The rest of next week’s data will be timelier than the April trade reports, and should start to capture a turning point in economic activity as governments began to gradually ease COVID-19 containment measures in May. Purchasing managers’ surveys, which tend to be timelier and more forward-looking, should show an improvement in business sentiment in May, signaling the unprecedented pace of economic contraction in March and April began to ease. While re-opening likely meant re-hiring for some businesses, next week’s jobs numbers won’t reflect an upswing in employment. The Canadian and US reports will capture conditions in the second week of May, which might have been just past the labour market’s low point (the latest US jobless claims data showed a reduction in continuing claims for state benefits in the survey week) but was still worse than in mid-April. We expect Canada’s employment count will fall by another 300,000 in May (a tenth of the cumulative decline in March and April) while the unemployment rate, which has greatly understated the scale of labour markets slack, is expected to rise to 14% from 13% in April. Hours worked will continue to be a better indicator of labour market underutilization, having declined by 15% in both March and April. In the US, we are penciling in a 2.2 million decline in payroll employment after April’s 20.5 million drop, and a further increase in the unemployment rate. Looking ahead to June, re-hiring is expected to ramp up and should be more than enough to offset any further layoffs (US initial jobless claims were still above 2 million last week).

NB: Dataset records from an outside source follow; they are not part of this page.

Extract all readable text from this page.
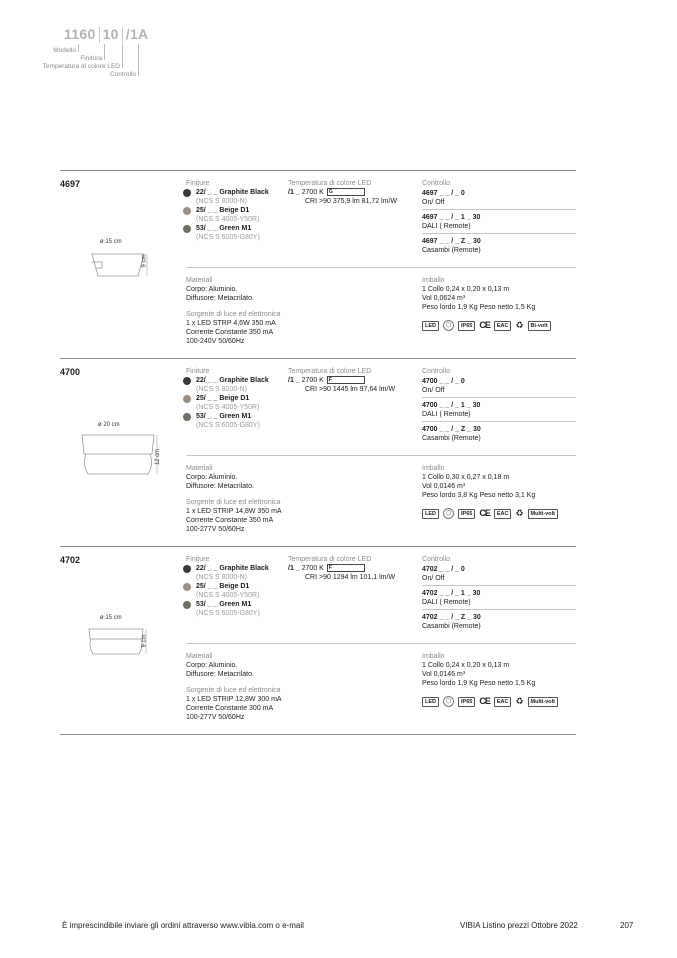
1160 10 /1A
Modello
Finitura
Temperatura di colore LED
Controllo
4697
ø 15 cm
9 cm
Finiture
22/ _ _ Graphite Black
(NCS S 8000-N)
25/ _ _ Beige D1
(NCS S 4005-Y50R)
53/ _ _ Green M1
(NCS S 6005-G80Y)
Temperatura di colore LED
/1 _ 2700 K G
CRI >90 375,9 lm 81,72 lm/W
Controllo
4697 _ _ / _ 0
On/ Off
4697 _ _ / _ 1 _ 30
DALI ( Remote)
4697 _ _ / _ Z _ 30
Casambi (Remote)
Materiali
Corpo: Aluminio.
Diffusore: Metacrilato.
Sorgente di luce ed elettronica
1 x LED STRP 4,6W 350 mA
Corrente Constante 350 mA
100-240V 50/60Hz
Imballo
1 Collo 0,24 x 0,20 x 0,13 m
Vol 0,0624 m³
Peso lordo 1,9 Kg Peso netto 1,5 Kg
LED	◯	IP65 CE	EAC ♻	Bi-volt
4700
ø 20 cm
12 cm
Finiture
22/ _ _ Graphite Black
(NCS S 8000-N)
25/ _ _ Beige D1
(NCS S 4005-Y50R)
53/ _ _ Green M1
(NCS S 6005-G80Y)
Temperatura di colore LED
/1 _ 2700 K F
CRI >90 1445 lm 97,64 lm/W
Controllo
4700 _ _ / _ 0
On/ Off
4700 _ _ / _ 1 _ 30
DALI ( Remote)
4700 _ _ / _ Z _ 30
Casambi (Remote)
Materiali
Corpo: Aluminio.
Diffusore: Metacrilato.
Sorgente di luce ed elettronica
1 x LED STRIP 14,8W 350 mA
Corrente Constante 350 mA
100-277V 50/60Hz
Imballo
1 Collo 0,30 x 0,27 x 0,18 m
Vol 0,0146 m³
Peso lordo 3,8 Kg Peso netto 3,1 Kg
LED	◯	IP65 CE	EAC ♻	Multi-volt
4702
ø 15 cm
9 cm
Finiture
22/ _ _ Graphite Black
(NCS S 8000-N)
25/ _ _ Beige D1
(NCS S 4005-Y50R)
53/ _ _ Green M1
(NCS S 6005-G80Y)
Temperatura di colore LED
/1 _ 2700 K F
CRI >90 1294 lm 101,1 lm/W
Controllo
4702 _ _ / _ 0
On/ Off
4702 _ _ / _ 1 _ 30
DALI ( Remote)
4702 _ _ / _ Z _ 30
Casambi (Remote)
Materiali
Corpo: Aluminio.
Diffusore: Metacrilato.
Sorgente di luce ed elettronica
1 x LED STRIP 12,8W 300 mA
Corrente Constante 300 mA
100-277V 50/60Hz
Imballo
1 Collo 0,24 x 0,20 x 0,13 m
Vol 0,0146 m³
Peso lordo 1,9 Kg Peso netto 1,5 Kg
LED	◯	IP65 CE	EAC ♻	Multi-volt
È imprescindibile inviare gli ordini attraverso www.vibia.com o e-mail	VIBIA Listino prezzi Ottobre 2022	207
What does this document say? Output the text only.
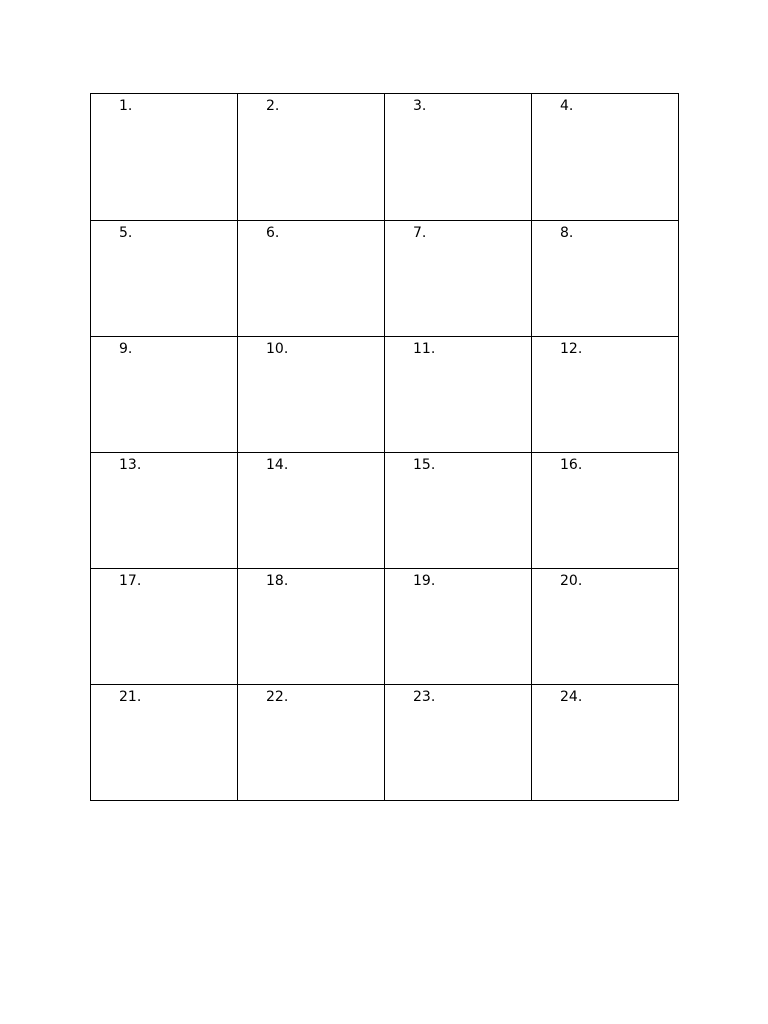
1.	2.	3.	4.

5.	6.	7.	8.

9.	10.	11.	12.

13.	14.	15.	16.

17.	18.	19.	20.

21.	22.	23.	24.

Wednesday brings both the Bank of Canada’s next scheduled rate announcement and incoming Governor Tiff Macklem’s first official day on the job. With a statement-only policy announcement and Deputy Governor Toni Gravelle scheduled to deliver an economic updated the following day, it might be a bit early for Macklem to put his stamp on the central bank. And we aren’t expecting any major policy changes next week. In Senate testimony this week, outgoing Governor Poloz once again noted positive early results of the BoC’s crisis response programs, which “have succeeded in restoring good functioning to many key financial markets that had been showing signs of significant stress,” and are now being relied on less as conditions stabilize. So we think it’s unlikely that the central bank will feel the need to tweak or add to its current programs, particularly as the new provincial and corporate asset purchase programs announced at its April meeting are just ramping up now. We’ll be watching the statement (and Gravelle’s update) for Governing Council’s thoughts on the evolving economic outlook. Governor Poloz has said recently that the economy is still tracking the BoC’s best case scenario from April. While that’s true of the current downturn (based on GDP reports to date), the recovery remains highly uncertain and the BoC’s best case of a nearly full rebound in economic activity by the end of this year still looks quite ambitious. The speed and scale of the recovery in the second half of 2020 will be an important factor in the next phase of the BoC’s monetary policy response to the COVID-19 crisis.